The flight attendants, who demanded a 5% pay increase but instead were offered a 2% raise, were considering performing only their basic, safety-first responsibilities.

That means they could refrain from serving food and drinks, according to the union's general secretary, Tsang Kwok-fung. Not only that, he said, but they may also abstain from smiling at work.

"We will be selective in providing our services," Tsang told the Sydney Morning Herald, adding that the dates and the types of job action have yet to be decided.

"This could include not smiling at passengers, not providing certain types of beverages — such as alcohol — or stop serving meals," he said.

Virgin America opens lounge at LAX

Los Angeles is home to many stylish, exclusive nightclubs that draw some of the hippest crowds.
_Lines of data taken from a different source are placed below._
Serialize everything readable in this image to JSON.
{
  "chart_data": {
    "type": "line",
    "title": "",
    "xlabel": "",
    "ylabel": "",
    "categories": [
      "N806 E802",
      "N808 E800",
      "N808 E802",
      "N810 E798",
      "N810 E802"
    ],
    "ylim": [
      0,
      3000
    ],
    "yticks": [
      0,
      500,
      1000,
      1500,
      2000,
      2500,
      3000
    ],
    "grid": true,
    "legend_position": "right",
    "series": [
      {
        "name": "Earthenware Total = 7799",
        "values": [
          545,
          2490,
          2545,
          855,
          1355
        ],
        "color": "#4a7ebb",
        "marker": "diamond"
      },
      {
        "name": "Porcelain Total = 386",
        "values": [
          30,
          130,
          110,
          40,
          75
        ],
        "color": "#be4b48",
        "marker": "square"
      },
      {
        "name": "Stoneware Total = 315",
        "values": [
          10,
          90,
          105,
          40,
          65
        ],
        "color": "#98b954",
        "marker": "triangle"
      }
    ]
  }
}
But the city's airport does not have such a cool reputation. In fact, a survey of 1,500 fliers last month ranked Los Angeles International Airport as one of the nation's three most stressful airports.

That may be changing.

Virgin America, which is based in San Francisco, last week opened at LAX a new passenger lounge, dubbed the Virgin America Loft. It is bathed in purple and red mood lighting and furnished with upholstered, wheel-shaped seats and flat-screen televisions.

In addition to high-end snacks, the lounge offers guests a menu of aviation-themed drinks, including Lofty Lemonade, Jet Stream Spritzer, Runway Ruddy Mary and the Mile-High Margarita.

Meanwhile, Petrossian, the high-end eatery with restaurants in New York and West Hollywood, announced plans to open a caviar and champagne bar at the airport. The new restaurant is part of a $4.1-billion modernization effort at LAX.

Gina Marie Lindsey, the executive director of the agency that runs the airport, said the upgrades are meant to "offer a sense of place, reflecting the culture, cuisine and trends of Los Angeles."